The movie was about Jobs internal personality, not much about his business failings. He got credit for the Apple ][ for 7 years and that's about it. A lot of people wanted the GUI vision, represented by the Macintosh, to be more important than profits and Apple's survival and took his side, but they don't know the real facts. This movie has a great dialog scene between Sculley and Jobs, but it's fabricated based on what the realities were. At least in the movie they do have Joanna Hoffman saying that the Macintosh had no software solutions, and also that NeXT was in competition with Apple in some ways, although I myself really thought that it wasn't, and I still don't. NeXT was where Jobs had a chance to learn what a real OS was all about, so he could have come back and apologized for not understanding what the Macintosh should have been (the LISA after RAM prices came down is what Macintosh OS X brought), but I don't recall Jobs ever acknowledging that he was wrong about anything. As I noted, like Donald Trump.
The LISA was the right computer.
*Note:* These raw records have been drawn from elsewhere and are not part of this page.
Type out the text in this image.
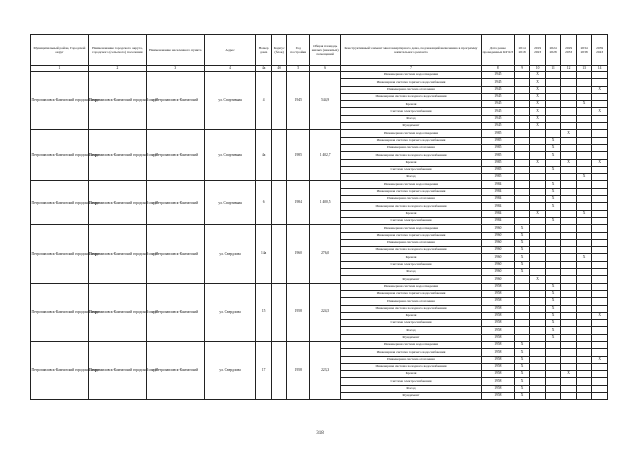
Муниципальный район, Городской округ	Наименование городского округа, городского (сельского) поселения	Наименование населенного пункта	Адрес	Номер дома	Корпус (блок)	Год постройки	Общая площадь жилых (нежилых) помещений	Конструктивный элемент многоквартирного дома, подлежащий включению в программу капитального ремонта	Дата ранее проведенных КР КЭ	2014 2018	2019 2023	2024 2028	2029 2033	2034 2038	2039 2043
1	2	3	4	4а	4б	5	6	7	8	9	10	11	12	13	14
Петропавловск-Камчатский городской округ	Петропавловск-Камчатский городской округ	г. Петропавловск-Камчатский	ул. Спортивная	4		1945	544,9	Инженерная система водоотведения	1945		X				
								Инженерная система горячего водоснабжения	1945		X				
								Инженерная система отопления	1945		X				X
								Инженерная система холодного водоснабжения	1945		X				
								Кровля	1945		X			X	
								Система электроснабжения	1945		X				X
								Фасад	1945		X				
								Фундамент	1945		X				
Петропавловск-Камчатский городской округ	Петропавловск-Камчатский городской округ	г. Петропавловск-Камчатский	ул. Спортивная	4а		1985	1 402,7	Инженерная система водоотведения	1985				X		
								Инженерная система горячего водоснабжения	1985			X			
								Инженерная система отопления	1985			X			
								Инженерная система холодного водоснабжения	1985			X			
								Кровля	1985		X		X		X
								Система электроснабжения	1985			X			
								Фасад	1985					X	
Петропавловск-Камчатский городской округ	Петропавловск-Камчатский городской округ	г. Петропавловск-Камчатский	ул. Спортивная	6		1984	1 400,5	Инженерная система водоотведения	1984			X			
								Инженерная система горячего водоснабжения	1984			X			
								Инженерная система отопления	1984			X			
								Инженерная система холодного водоснабжения	1984			X			
								Кровля	1984		X			X	
								Система электроснабжения	1984			X			
Петропавловск-Камчатский городской округ	Петропавловск-Камчатский городской округ	г. Петропавловск-Камчатский	ул. Свердлова	14а		1960	276,0	Инженерная система водоотведения	1960	X					
								Инженерная система горячего водоснабжения	1960	X					
								Инженерная система отопления	1960	X					
								Инженерная система холодного водоснабжения	1960	X					
								Кровля	1960	X				X	
								Система электроснабжения	1960	X					
								Фасад	1960	X					
								Фундамент	1960		X				
Петропавловск-Камчатский городской округ	Петропавловск-Камчатский городской округ	г. Петропавловск-Камчатский	ул. Свердлова	15		1958	224,5	Инженерная система водоотведения	1958			X			
								Инженерная система горячего водоснабжения	1958			X			
								Инженерная система отопления	1958			X			
								Инженерная система холодного водоснабжения	1958			X			
								Кровля	1958			X			X
								Система электроснабжения	1958			X			
								Фасад	1958			X			
								Фундамент	1958			X			
Петропавловск-Камчатский городской округ	Петропавловск-Камчатский городской округ	г. Петропавловск-Камчатский	ул. Свердлова	17		1958	223,3	Инженерная система водоотведения	1958	X					
								Инженерная система горячего водоснабжения	1958	X					
								Инженерная система отопления	1958	X					X
								Инженерная система холодного водоснабжения	1958	X					
								Кровля	1958	X			X		
								Система электроснабжения	1958	X					
								Фасад	1958	X					
								Фундамент	1958	X					
318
It was a computer. It was expensive because Jobs didn't see what it cost to make a real computer with those capabilities. The Macintosh didn't even have a real OS until we got OS X. Every time the Macintsosh 'got better' it got closer to what the LISA had been.
Jobs didn't realize what real OS's do, allocating resources and all. So the Macintosh had a flakier version and basically just a lot of API calls to ROM routines to save money (RAM cost). The Macintosh was basically a program, to look like the LISA. A program to simulate a cursor and mouse and all, but not cleanly scalable.